Config example for autoML#
1name: automl
2
3input_data_specs:
4 datastore_type: influxdb
5 query_type: dataframe
6 query_template_path: ./configs/data/influx_query.txt
7 query_values:
8 start: "2020-05-20T13:30:00.000Z"
9 stop: "2020-05-20T13:31:00.000Z"
10 bucket: sensors-raw
11 measurement: cat
12 tags: {}
13 data_converter: {}
14
15automl_specs:
16 make_target: true # whether to create RUL target for data
17 initial_RUL: 50 # information on intial RUL and RUL classes can be found here: https://www.docs.octaipipe.ai/usage/steps/automl.html
18 rul_classes: 3 # see above link
19 cycle_field: cycle_id # data field determining cycle of operation
20 solutiontype: regression # regression/classification
21 model_name: automl_test # name of model
22 model_types:
23 - ridge_reg
24 - lgb_reg_sk
25 - random_forest_reg
26 metric: rmse # metric to evaluate model on
27 target_label: RUL # name of target if make_target is false
Input data specs#
The first section in this autoML config is the input_data_specs dictionary. This details the source of data for the pipeline. For information on how to fill out this configuration, see the section on input_data_specs in the :OctaiPipe Steps page.
The input should be raw data that is ready to go into preprocessing and feature engineering. The only data fields in the incoming dataset should be ones used in the model training.
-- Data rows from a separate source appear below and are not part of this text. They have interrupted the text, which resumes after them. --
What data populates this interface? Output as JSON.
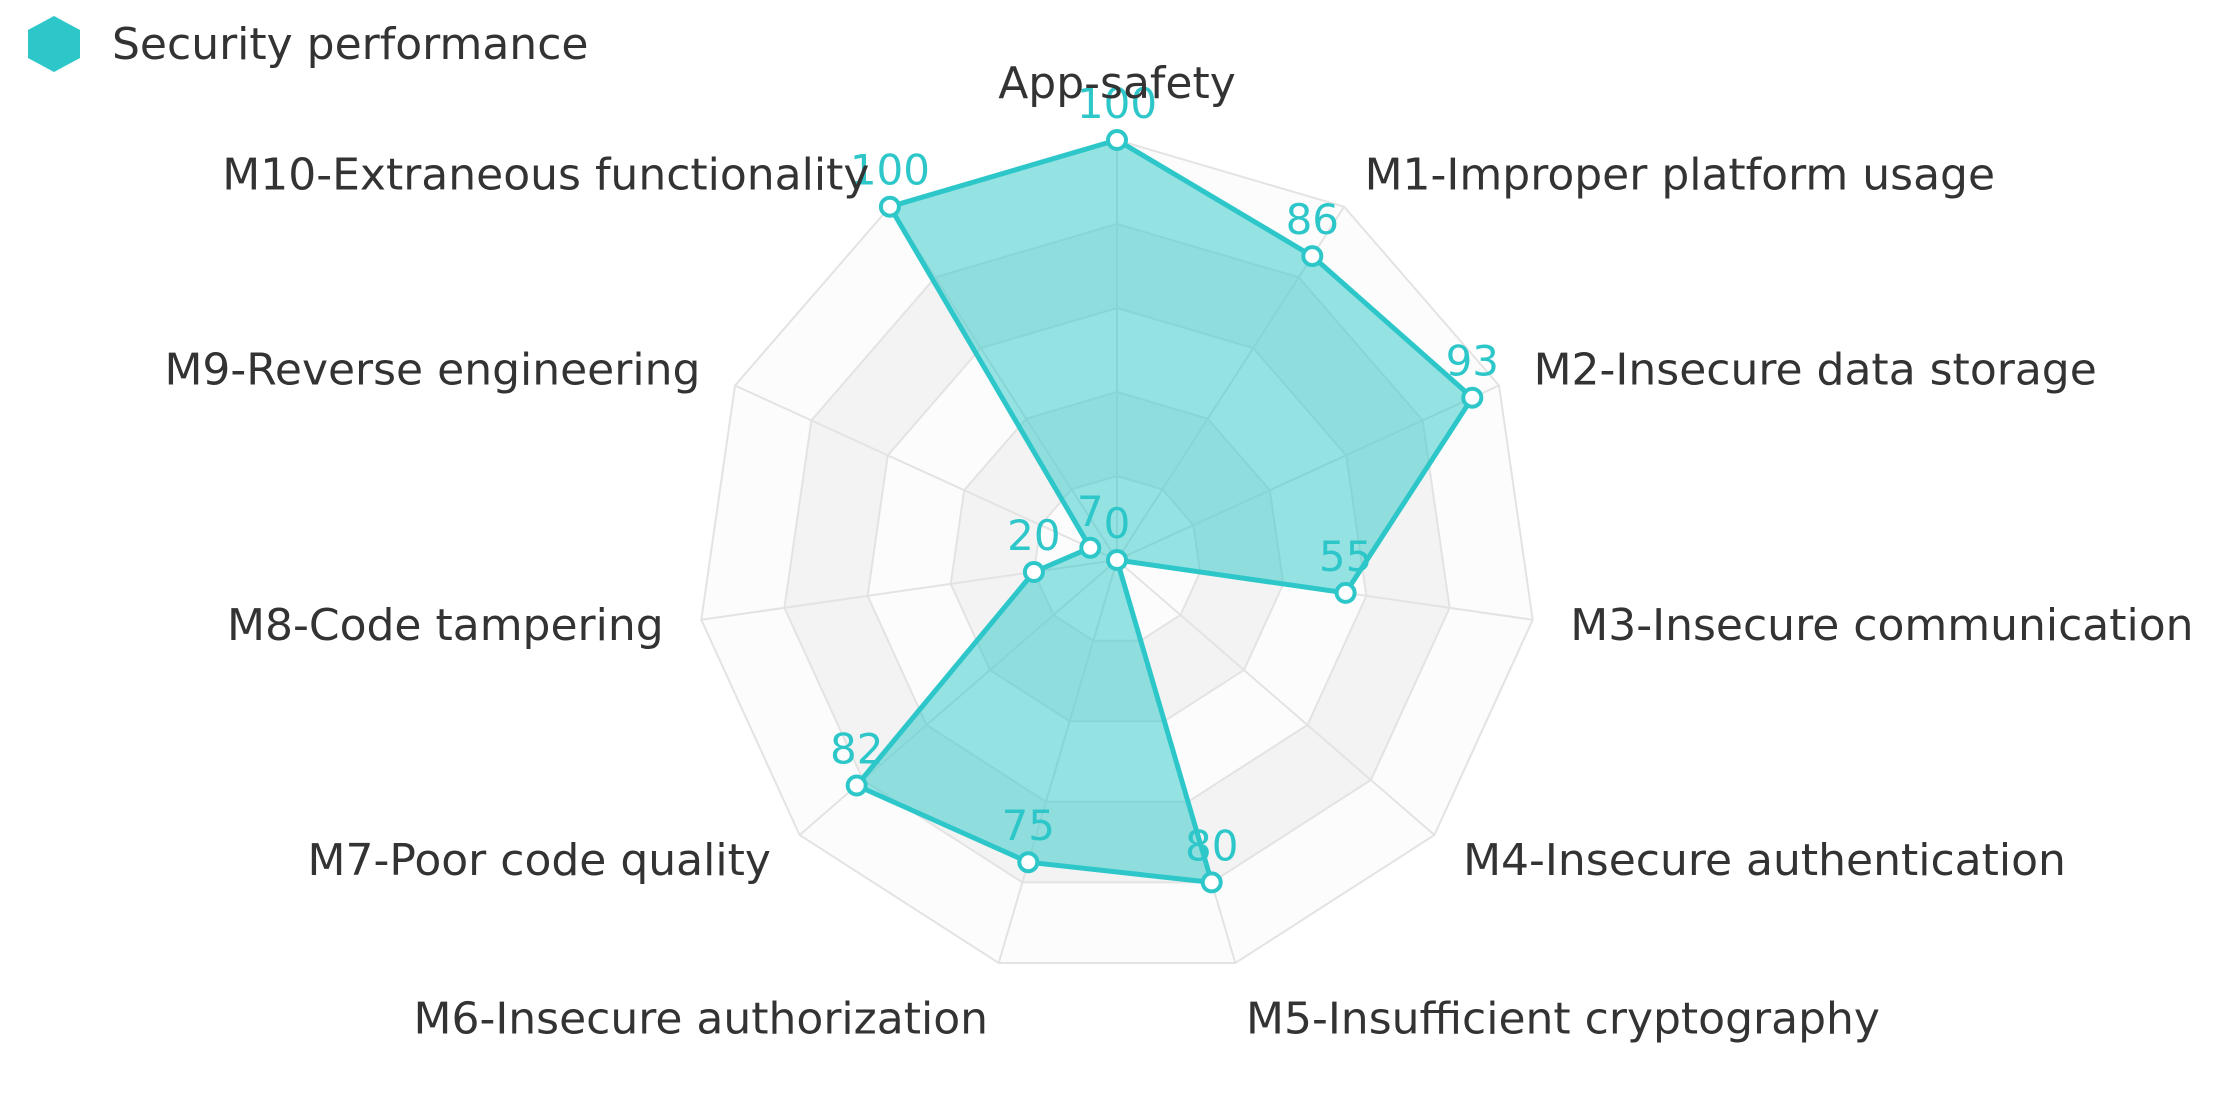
{
  "chart_data": {
    "type": "radar",
    "legend": {
      "position": "top-left"
    },
    "max": 100,
    "rings": 5,
    "color": "#2ec7c9",
    "categories": [
      "App-safety",
      "M1-Improper platform usage",
      "M2-Insecure data storage",
      "M3-Insecure communication",
      "M4-Insecure authentication",
      "M5-Insufficient cryptography",
      "M6-Insecure authorization",
      "M7-Poor code quality",
      "M8-Code tampering",
      "M9-Reverse engineering",
      "M10-Extraneous functionality"
    ],
    "series": [
      {
        "name": "Security performance",
        "values": [
          100,
          86,
          93,
          55,
          0,
          80,
          75,
          82,
          20,
          7,
          100
        ]
      }
    ]
  }
}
If the data is cyclic, meaning one input dataset contains multiple cycles of operation, the dataset also has to contain a cycle field. The name of this cycle field has to be specified in the automl_specs under cycle_field.
The input data can contain an RUL target field, but then this needs to be specified in the target_label field. If the target_label is set in this way, it is important not to set the make_target field to True, otherwise an additional field for RUL will be added and the target_label field will be overwritten as RUL.
AutoML specs#
Below follows each field in the automl_specs and the expected input from the user.
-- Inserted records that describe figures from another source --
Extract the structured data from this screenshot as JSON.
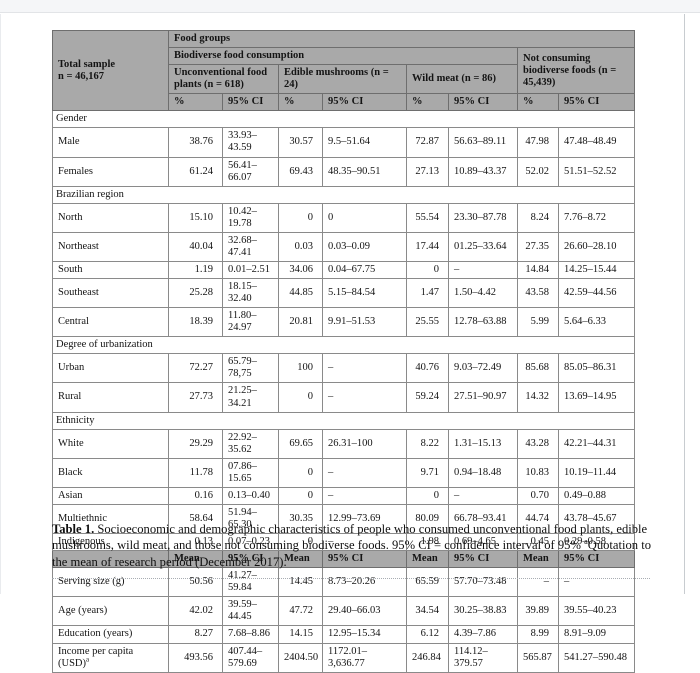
{
  "table": {
    "header": {
      "total_sample": "Total sample\nn = 46,167",
      "food_groups": "Food groups",
      "biodiverse": "Biodiverse food consumption",
      "not_consuming": "Not consuming biodiverse foods (n = 45,439)",
      "groups": [
        "Unconventional food plants (n = 618)",
        "Edible mushrooms (n = 24)",
        "Wild meat (n = 86)"
      ],
      "pct_label": "%",
      "ci_label": "95% CI"
    },
    "rows": [
      {
        "type": "section",
        "label": "Gender"
      },
      {
        "type": "data",
        "label": "Male",
        "values": [
          "38.76",
          "33.93–43.59",
          "30.57",
          "9.5–51.64",
          "72.87",
          "56.63–89.11",
          "47.98",
          "47.48–48.49"
        ]
      },
      {
        "type": "data",
        "label": "Females",
        "values": [
          "61.24",
          "56.41–66.07",
          "69.43",
          "48.35–90.51",
          "27.13",
          "10.89–43.37",
          "52.02",
          "51.51–52.52"
        ]
      },
      {
        "type": "section",
        "label": "Brazilian region"
      },
      {
        "type": "data",
        "label": "North",
        "values": [
          "15.10",
          "10.42–19.78",
          "0",
          "0",
          "55.54",
          "23.30–87.78",
          "8.24",
          "7.76–8.72"
        ]
      },
      {
        "type": "data",
        "label": "Northeast",
        "values": [
          "40.04",
          "32.68–47.41",
          "0.03",
          "0.03–0.09",
          "17.44",
          "01.25–33.64",
          "27.35",
          "26.60–28.10"
        ]
      },
      {
        "type": "data",
        "label": "South",
        "values": [
          "1.19",
          "0.01–2.51",
          "34.06",
          "0.04–67.75",
          "0",
          "–",
          "14.84",
          "14.25–15.44"
        ]
      },
      {
        "type": "data",
        "label": "Southeast",
        "values": [
          "25.28",
          "18.15–32.40",
          "44.85",
          "5.15–84.54",
          "1.47",
          "1.50–4.42",
          "43.58",
          "42.59–44.56"
        ]
      },
      {
        "type": "data",
        "label": "Central",
        "values": [
          "18.39",
          "11.80–24.97",
          "20.81",
          "9.91–51.53",
          "25.55",
          "12.78–63.88",
          "5.99",
          "5.64–6.33"
        ]
      },
      {
        "type": "section",
        "label": "Degree of urbanization"
      },
      {
        "type": "data",
        "label": "Urban",
        "values": [
          "72.27",
          "65.79–78,75",
          "100",
          "–",
          "40.76",
          "9.03–72.49",
          "85.68",
          "85.05–86.31"
        ]
      },
      {
        "type": "data",
        "label": "Rural",
        "values": [
          "27.73",
          "21.25–34.21",
          "0",
          "–",
          "59.24",
          "27.51–90.97",
          "14.32",
          "13.69–14.95"
        ]
      },
      {
        "type": "section",
        "label": "Ethnicity"
      },
      {
        "type": "data",
        "label": "White",
        "values": [
          "29.29",
          "22.92–35.62",
          "69.65",
          "26.31–100",
          "8.22",
          "1.31–15.13",
          "43.28",
          "42.21–44.31"
        ]
      },
      {
        "type": "data",
        "label": "Black",
        "values": [
          "11.78",
          "07.86–15.65",
          "0",
          "–",
          "9.71",
          "0.94–18.48",
          "10.83",
          "10.19–11.44"
        ]
      },
      {
        "type": "data",
        "label": "Asian",
        "values": [
          "0.16",
          "0.13–0.40",
          "0",
          "–",
          "0",
          "–",
          "0.70",
          "0.49–0.88"
        ]
      },
      {
        "type": "data",
        "label": "Multiethnic",
        "values": [
          "58.64",
          "51.94–65.30",
          "30.35",
          "12.99–73.69",
          "80.09",
          "66.78–93.41",
          "44.74",
          "43.78–45.67"
        ]
      },
      {
        "type": "data",
        "label": "Indigenous",
        "values": [
          "0.13",
          "0.07–0.23",
          "0",
          "–",
          "1.98",
          "0.69–4.65",
          "0.45",
          "0.29–0.58"
        ]
      },
      {
        "type": "subheader",
        "cells": [
          "",
          "Mean",
          "95% CI",
          "Mean",
          "95% CI",
          "Mean",
          "95% CI",
          "Mean",
          "95% CI"
        ]
      },
      {
        "type": "data",
        "label": "Serving size (g)",
        "values": [
          "50.56",
          "41.27–59.84",
          "14.45",
          "8.73–20.26",
          "65.59",
          "57.70–73.48",
          "–",
          "–"
        ]
      },
      {
        "type": "data",
        "label": "Age (years)",
        "values": [
          "42.02",
          "39.59–44.45",
          "47.72",
          "29.40–66.03",
          "34.54",
          "30.25–38.83",
          "39.89",
          "39.55–40.23"
        ]
      },
      {
        "type": "data",
        "label": "Education (years)",
        "values": [
          "8.27",
          "7.68–8.86",
          "14.15",
          "12.95–15.34",
          "6.12",
          "4.39–7.86",
          "8.99",
          "8.91–9.09"
        ]
      },
      {
        "type": "data",
        "label": "Income per capita (USD)",
        "sup": "a",
        "values": [
          "493.56",
          "407.44–579.69",
          "2404.50",
          "1172.01–3,636.77",
          "246.84",
          "114.12–379.57",
          "565.87",
          "541.27–590.48"
        ]
      }
    ]
  },
  "caption": {
    "label": "Table 1.",
    "text1": "  Socioeconomic and demographic characteristics of people who consumed unconventional food plants, edible mushrooms, wild meat, and those not consuming biodiverse foods. 95% CI = confidence interval of 95% ",
    "sup": "a",
    "text2": "Quotation to the mean of research period (December 2017)."
  }
}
make_target: Whether or not to make an RUL target
initial_RUL: The clipping value of the RUL target. More information on how to set this in :Setting the RUL clipping level
rul_classes: The number of classes for a categorical RUL target. Only 2 or 3 are valid inputs
cycle_field: The column name of the field identifying which cycle a row belongs to
solutiontype: Whether to use classification or regression
model_name: What to name the model, e.g. automl_test_rul
model_types: list of models to compare. Model types can be found at :OctaiPipe Models
metric: The metric to use. For regression rmse, mse or mae. For classification, accuracy, precision, recall, f1-score, roc_auc
target_label: The name of the target label if make_target is False.